Defending the environment cannot be postponed-EHRDs


11 March 2022

The world now more than ever recognises the significance of living in a safe, clean and healthy environment. Recently in October 2021, the United Nations Human Rights Council recognised the right to a healthy environment as a fundamental right through resolution HRC/RES/48/13. This landmark resolution comes at a time when the world is facing the pressing environmental challenges of climate change, unsustainable development and environmental degradation. The Conference of Parties (COP26) saw several environmental human rights defenders being excluded from participating in the proceedings hence resorting to protesting outside the venue. This shows that the next global battlefront is of environmental human rights defenders against states, state actors and corporates on their quest to avoid the dire consequences of climate change.

With the increasing demand for countries to monitor gas emissions or any activities that have a negative impact on climate change, it becomes necessary to train the EHRDs on the fundamentals of Climate Change, their role, and how they can be protected using law as the tool. Zimbabwe has been on the receiving end of climate change effects and for ZELA there is no better time than the present to empower EHRDs on laws and policies that relate to climate change and capacitating them to continue defending the environment. This is even demonstrated by the snippets shared by our paralegals which simply shows why there is a need to close the knowledge gap.
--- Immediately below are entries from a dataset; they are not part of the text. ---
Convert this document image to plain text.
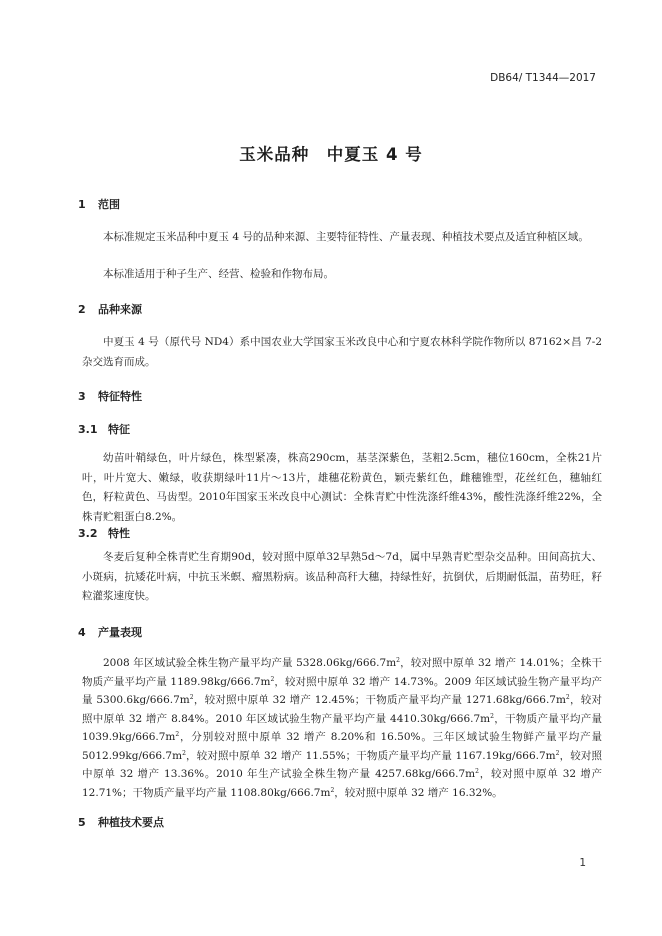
DB64/ T1344—2017
玉米品种　中夏玉 4 号
1 范围
本标准规定玉米品种中夏玉 4 号的品种来源、主要特征特性、产量表现、种植技术要点及适宜种植区域。
本标准适用于种子生产、经营、检验和作物布局。
2 品种来源
中夏玉 4 号（原代号 ND4）系中国农业大学国家玉米改良中心和宁夏农林科学院作物所以 87162×昌 7-2 杂交选育而成。
3 特征特性
3.1 特征
幼苗叶鞘绿色，叶片绿色，株型紧凑，株高290cm，基茎深紫色，茎粗2.5cm，穗位160cm，全株21片叶，叶片宽大、嫩绿，收获期绿叶11片～13片，雄穗花粉黄色，颖壳紫红色，雌穗锥型，花丝红色，穗轴红色，籽粒黄色、马齿型。2010年国家玉米改良中心测试：全株青贮中性洗涤纤维43%，酸性洗涤纤维22%，全株青贮粗蛋白8.2%。
3.2 特性
冬麦后复种全株青贮生育期90d，较对照中原单32早熟5d～7d，属中早熟青贮型杂交品种。田间高抗大、小斑病，抗矮花叶病，中抗玉米螟、瘤黑粉病。该品种高秆大穗，持绿性好，抗倒伏，后期耐低温，苗势旺，籽粒灌浆速度快。
4 产量表现
2008 年区域试验全株生物产量平均产量 $5328.06kg/666.7m^2$，较对照中原单 32 增产 14.01%；全株干物质产量平均产量 $1189.98kg/666.7m^2$，较对照中原单 32 增产 14.73%。2009 年区域试验生物产量平均产量 $5300.6kg/666.7m^2$，较对照中原单 32 增产 12.45%；干物质产量平均产量 $1271.68kg/666.7m^2$，较对照中原单 32 增产 8.84%。2010 年区域试验生物产量平均产量 $4410.30kg/666.7m^2$，干物质产量平均产量 $1039.9kg/666.7m^2$，分别较对照中原单 32 增产 8.20%和 16.50%。三年区域试验生物鲜产量平均产量 $5012.99kg/666.7m^2$，较对照中原单 32 增产 11.55%；干物质产量平均产量 $1167.19kg/666.7m^2$，较对照中原单 32 增产 13.36%。2010 年生产试验全株生物产量 $4257.68kg/666.7m^2$，较对照中原单 32 增产 12.71%；干物质产量平均产量 $1108.80kg/666.7m^2$，较对照中原单 32 增产 16.32%。
5 种植技术要点
1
Some communities that live in and around mineral host communities continue to suffer immense pressure and even arrests when they voice their concerns on unsustainable mining activities that have resulted in investors’ failure to uphold fundamental human rights. Lungile Masuku of Gwanda says mining host communities are at the receiving end as mining affects the environment and she is ever ready to defend the environment.
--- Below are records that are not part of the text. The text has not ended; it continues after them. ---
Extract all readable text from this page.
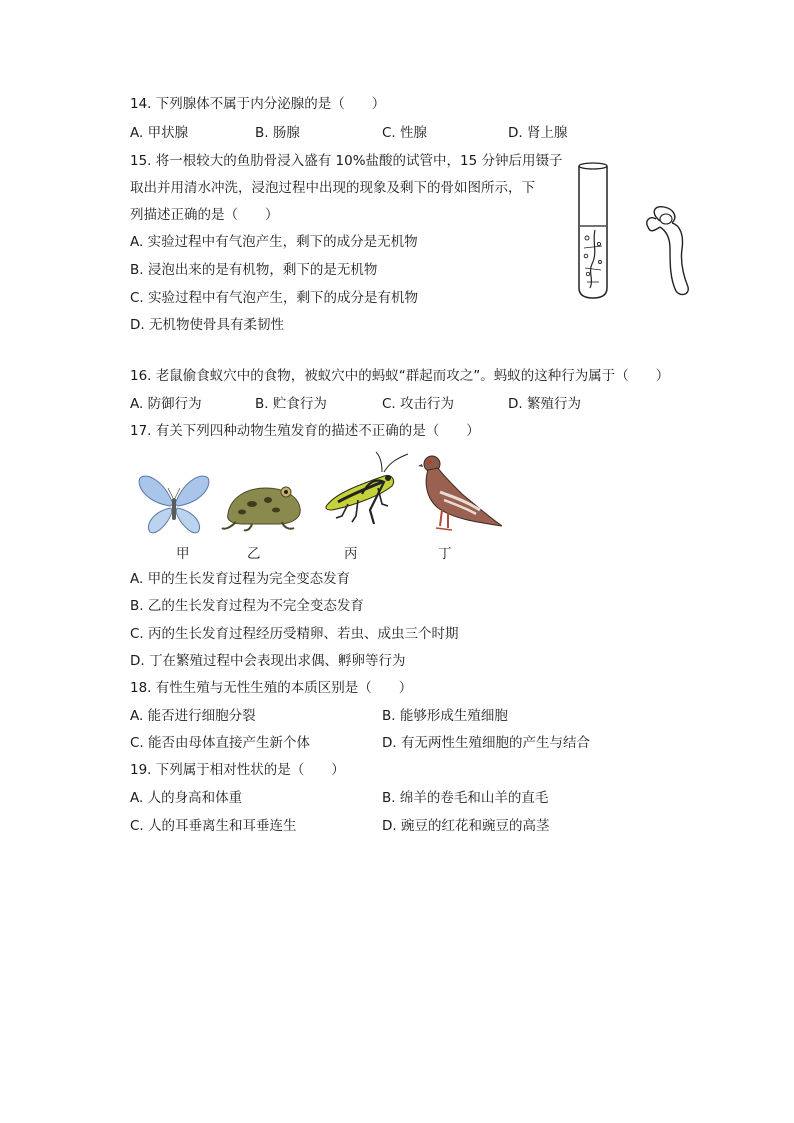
14. 下列腺体不属于内分泌腺的是（　　）
A. 甲状腺	B. 肠腺	C. 性腺	D. 肾上腺
15. 将一根较大的鱼肋骨浸入盛有 10%盐酸的试管中，15 分钟后用镊子
取出并用清水冲洗，浸泡过程中出现的现象及剩下的骨如图所示，下
列描述正确的是（　　）
A. 实验过程中有气泡产生，剩下的成分是无机物
B. 浸泡出来的是有机物，剩下的是无机物
C. 实验过程中有气泡产生，剩下的成分是有机物
D. 无机物使骨具有柔韧性
16. 老鼠偷食蚁穴中的食物，被蚁穴中的蚂蚁“群起而攻之”。蚂蚁的这种行为属于（　　）
A. 防御行为	B. 贮食行为	C. 攻击行为	D. 繁殖行为
17. 有关下列四种动物生殖发育的描述不正确的是（　　）
甲	乙	丙	丁
A. 甲的生长发育过程为完全变态发育
B. 乙的生长发育过程为不完全变态发育
C. 丙的生长发育过程经历受精卵、若虫、成虫三个时期
D. 丁在繁殖过程中会表现出求偶、孵卵等行为
18. 有性生殖与无性生殖的本质区别是（　　）
A. 能否进行细胞分裂	B. 能够形成生殖细胞
C. 能否由母体直接产生新个体	D. 有无两性生殖细胞的产生与结合
19. 下列属于相对性状的是（　　）
A. 人的身高和体重	B. 绵羊的卷毛和山羊的直毛
C. 人的耳垂离生和耳垂连生	D. 豌豆的红花和豌豆的高茎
“Climate change has had negative impacts on our communities as we witness changes in rainfall patterns. Gwanda district and the whole of Matabeleland South is receiving low rainfall, and this has led to food insecurity. Prevalent water shortages have resulted in women and girls spending more time looking for the precious liquid which is scarce in this province. The temperatures are usually very high, and this also affects trees, vegetation, and wildlife. 

Gwanda district is rich in gold deposits hence mining activities are taking place at a small and large scale. The mining host communities are at a receiving end as mining affects the environment. The effects of mining are erosion, the contamination of soil, ground water and surface water by chemicals such as cyanide, mercury and other chemicals used by mining companies.
The emission of carbon also has an effect on humans, vegetation and water sources. An example being Pretoria Portland Cement in Colleen Bawn one such company that has been emitting carbon. We also have rampant riverbed gold mining at one of the rivers at Farvic A2 Mine. The river has been left with gullies and this has caused problems like degrading of water quality and ground water depletion. The other factor that causes climate change is cutting and burning of trees to clear land for mining activities. And this causes permanent scars on the land.

The highlighted challenges cannot be ignored any longer. We need all hands on deck to address the climate change scourge.

As a paralegal in Gwanda district where mining is rampant, participating in the training session will equip me with more knowledge on what measures to take to assist affected communities and come up with engagement techniques that can be used for communities to be able to identify and engage relevant authorities on issues around environmental degradation and climate change and how they can monitor mining activities that contribute to climate change and find ways to mitigate the situation.”

For Eveline Kutyauripo, the devastating challenges posed by climate change has seen vulnerable communities, especially women suffering the most.

“Shortage of water for daily use has seen some of us being forced to travel long distances to fetch water. In Mutoko, some of the families like us who have always relied on smallholder farming for our livelihood have been hit the most by the effects of climate change. Water has become a scarce commodity resulting in our produce being affected. To better understand and respond to these challenges, capacity building is important. This is the reason why I have expressed my interest to be capacitated on how I can better defend our environmental rights from violation by corporates, state actors and unsustainable exploitation resulting in climate change”.

“Climate change has resulted in adverse impacts in our community. These are too visible to ignore.  Inconsistent rainfall has resulted in droughts, and some have been forced to relocate due to unpredictable rainfall and a cocktail of problems. As an Environmental Justice Paralegal, I am interested in attending the trainings as this will enhance my capacity and understanding of climate change issues, causes and mitigation measures. Learning best practices and enhancing knowledge on how to effectively implement those is critical” Kudakwashe Zireva.

Given the above experiences shared by community monitors, there is a need to empower them on climate change issues, empower them on how they can effectively engage duty bearers and companies in a move to ensure the realisation of Environmental, Economic, Social and Cultural Rights.

With the increasing demand for countries to monitor gas emissions or any activities that have a negative impact on the environment, ZELA notes that capacity building of EHRDs on climate change related issues and use of the law for protection cannot be postponed in the wake of this existential threat.